New York is home to 600,000 million street trees, which help keep the city’s air clean and add character to the diverse neighborhoods across the five boroughs. But trees need plenty of TLC, and for years many of them were neglected as the city extended the city’s pruning rotation from every seven years to 15 years for each tree. Luckily all of that is now changing as the City Council announced last week that it has added $2 million to NYC’s tree care budget.
Such an increase, which more than doubles Mayor Michael Bloomberg’s allocation of $1.45 million for tree pruning in his current proposed budget, should curb the problems–and lawsuits–that have bedeviled city officials due to the growing number of injuries and accidents stemming from poorly maintained trees in recent years. Fallen tree branches have been a headache in recent years and one of the worst accidents caused the death of a Brooklyn resident in 2003. The city’s park department budget cuts in recent years have proven to be penny wise and pound foolish because of litigation that resulted from poorly maintained trees.

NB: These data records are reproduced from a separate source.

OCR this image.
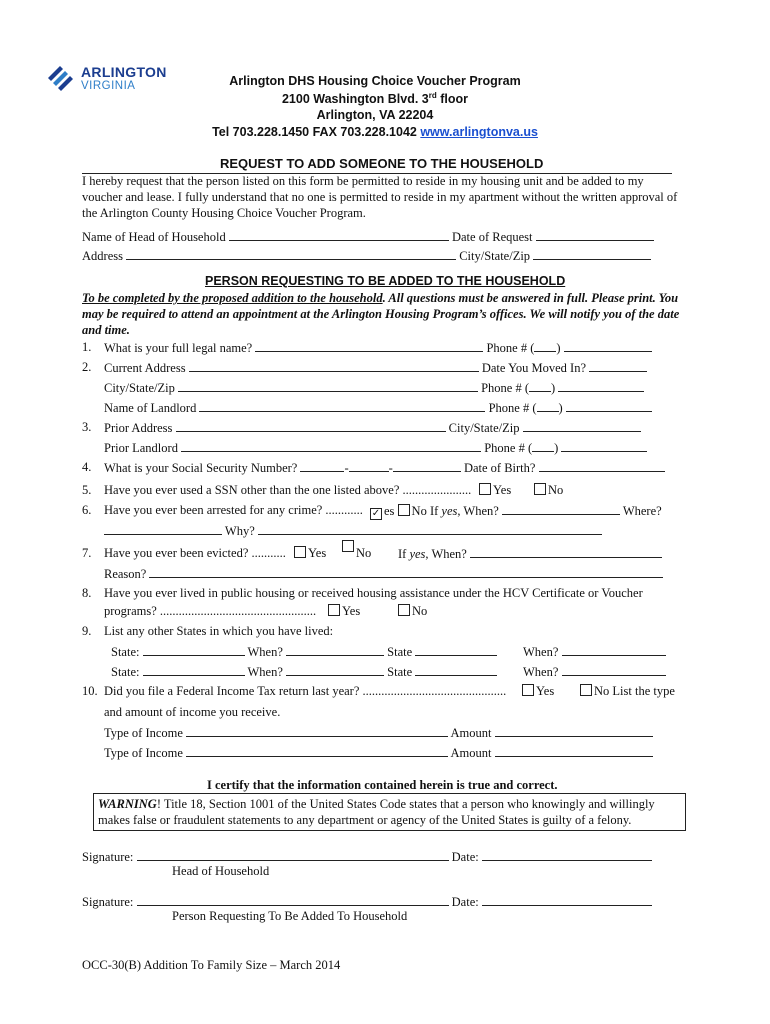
ARLINGTON
VIRGINIA	Arlington DHS Housing Choice Voucher Program
2100 Washington Blvd. 3rd floor
Arlington, VA 22204
Tel 703.228.1450 FAX 703.228.1042 www.arlingtonva.us
REQUEST TO ADD SOMEONE TO THE HOUSEHOLD
I hereby request that the person listed on this form be permitted to reside in my housing unit and be added to my voucher and lease. I fully understand that no one is permitted to reside in my apartment without the written approval of the Arlington County Housing Choice Voucher Program.
Name of Head of Household	Date of Request
Address	City/State/Zip
PERSON REQUESTING TO BE ADDED TO THE HOUSEHOLD
To be completed by the proposed addition to the household. All questions must be answered in full. Please print. You may be required to attend an appointment at the Arlington Housing Program’s offices. We will notify you of the date and time.
1. What is your full legal name?	Phone # ( )
2. Current Address	Date You Moved In?
City/State/Zip	Phone # ( )
Name of Landlord	Phone # ( )
3. Prior Address	City/State/Zip
Prior Landlord	Phone # ( )
4. What is your Social Security Number?	-	-	Date of Birth?
5. Have you ever used a SSN other than the one listed above? ......................	Yes	No
6. Have you ever been arrested for any crime? ............ ✓ es No If yes, When?	Where?
Why?
7. Have you ever been evicted? ...........	Yes No If yes, When?
Reason?
8. Have you ever lived in public housing or received housing assistance under the HCV Certificate or Voucher
programs? ..................................................	Yes	No
9. List any other States in which you have lived:
State:	When?	State	When?
State:	When?	State	When?
10. Did you file a Federal Income Tax return last year? ..............................................	Yes	No List the type
and amount of income you receive.
Type of Income	Amount
Type of Income	Amount
I certify that the information contained herein is true and correct.
WARNING! Title 18, Section 1001 of the United States Code states that a person who knowingly and willingly makes false or fraudulent statements to any department or agency of the United States is guilty of a felony.
Signature:	Date:
Head of Household
Signature:	Date:
Person Requesting To Be Added To Household
OCC-30(B) Addition To Family Size – March 2014
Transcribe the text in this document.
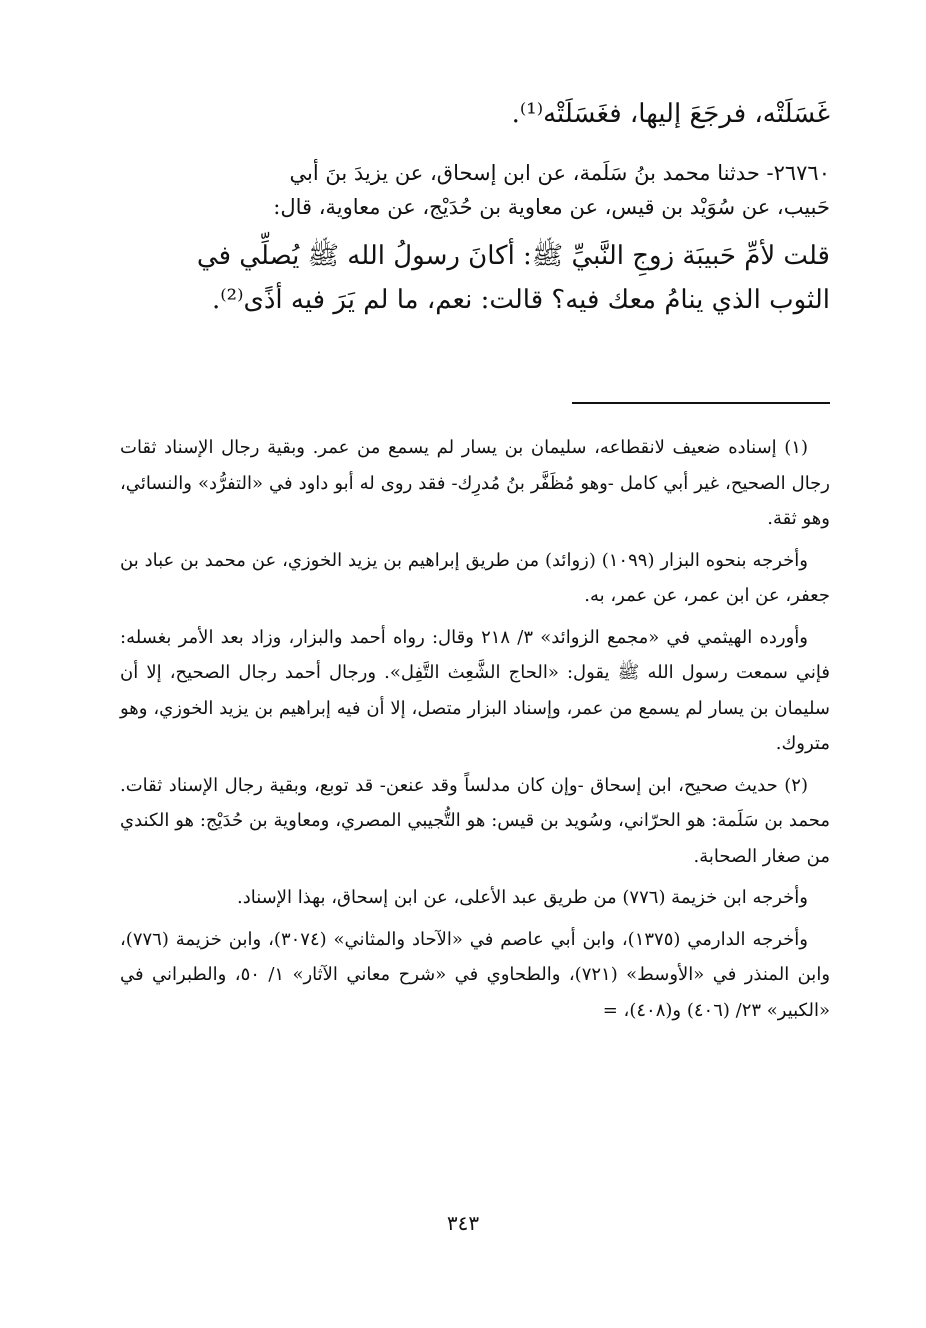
غَسَلَتْه، فرجَعَ إليها، فغَسَلَتْه⁽¹⁾.

٢٦٧٦٠- حدثنا محمد بنُ سَلَمة، عن ابن إسحاق، عن يزيدَ بنَ أبي

حَبيب، عن سُوَيْد بن قيس، عن معاوية بن حُدَيْج، عن معاوية، قال:

قلت لأمِّ حَبيبَة زوجِ النَّبيِّ ﷺ: أكانَ رسولُ الله ﷺ يُصلِّي في

الثوب الذي ينامُ معك فيه؟ قالت: نعم، ما لم يَرَ فيه أذًى⁽²⁾.

(١) إسناده ضعيف لانقطاعه، سليمان بن يسار لم يسمع من عمر. وبقية رجال الإسناد ثقات رجال الصحيح، غير أبي كامل -وهو مُظَفَّر بنُ مُدرِك- فقد روى له أبو داود في «التفرُّد» والنسائي، وهو ثقة.

وأخرجه بنحوه البزار (١٠٩٩) (زوائد) من طريق إبراهيم بن يزيد الخوزي، عن محمد بن عباد بن جعفر، عن ابن عمر، عن عمر، به.

وأورده الهيثمي في «مجمع الزوائد» ٣/ ٢١٨ وقال: رواه أحمد والبزار، وزاد بعد الأمر بغسله: فإني سمعت رسول الله ﷺ يقول: «الحاج الشَّعِث التَّفِل». ورجال أحمد رجال الصحيح، إلا أن سليمان بن يسار لم يسمع من عمر، وإسناد البزار متصل، إلا أن فيه إبراهيم بن يزيد الخوزي، وهو متروك.

(٢) حديث صحيح، ابن إسحاق -وإن كان مدلساً وقد عنعن- قد توبع، وبقية رجال الإسناد ثقات. محمد بن سَلَمة: هو الحرّاني، وسُويد بن قيس: هو التُّجيبي المصري، ومعاوية بن حُدَيْج: هو الكندي من صغار الصحابة.

وأخرجه ابن خزيمة (٧٧٦) من طريق عبد الأعلى، عن ابن إسحاق، بهذا الإسناد.

وأخرجه الدارمي (١٣٧٥)، وابن أبي عاصم في «الآحاد والمثاني» (٣٠٧٤)، وابن خزيمة (٧٧٦)، وابن المنذر في «الأوسط» (٧٢١)، والطحاوي في «شرح معاني الآثار» ١/ ٥٠، والطبراني في «الكبير» ٢٣/ (٤٠٦) و(٤٠٨)، =

٣٤٣
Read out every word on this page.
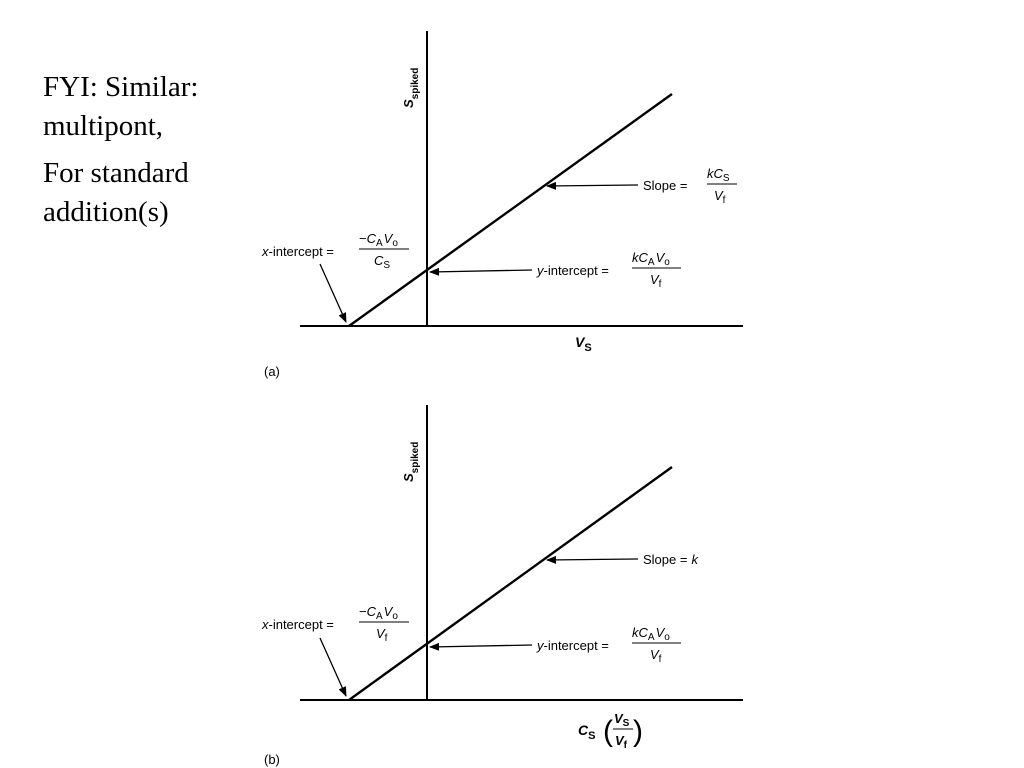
FYI: Similar:
multipont,

For standard
addition(s)

$S_{spiked}$
$V_S$
(a)
Slope =
$kC_S$
$V_f$
y-intercept =
$kC_AV_o$
$V_f$
x-intercept =
$-C_AV_o$
$C_S$
$S_{spiked}$
$C_S$ ( $V_S$
$V_f$ )
(b)
Slope = k
y-intercept =
$kC_AV_o$
$V_f$
x-intercept =
$-C_AV_o$
$V_f$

The temporary boost in the tree trimming budget is more important considering the city’s Million Tree planting initiative. More trees in the city may mean more CO2 removed from the local environment, but they also lead to the possibility of even more dangerous and expensive accidents. A New York Times investigative series exposed a tree maintenance system that was full of gaps and saddled with inconsistent tree inspections.
NYC residents who have a tree in their neighborhood that could cause problems or are ready for a pruning can send a “Forestry Service Request” to NYC Parks to have it inspected: just be prepared to wait until 2021 until any actual pruning occurs.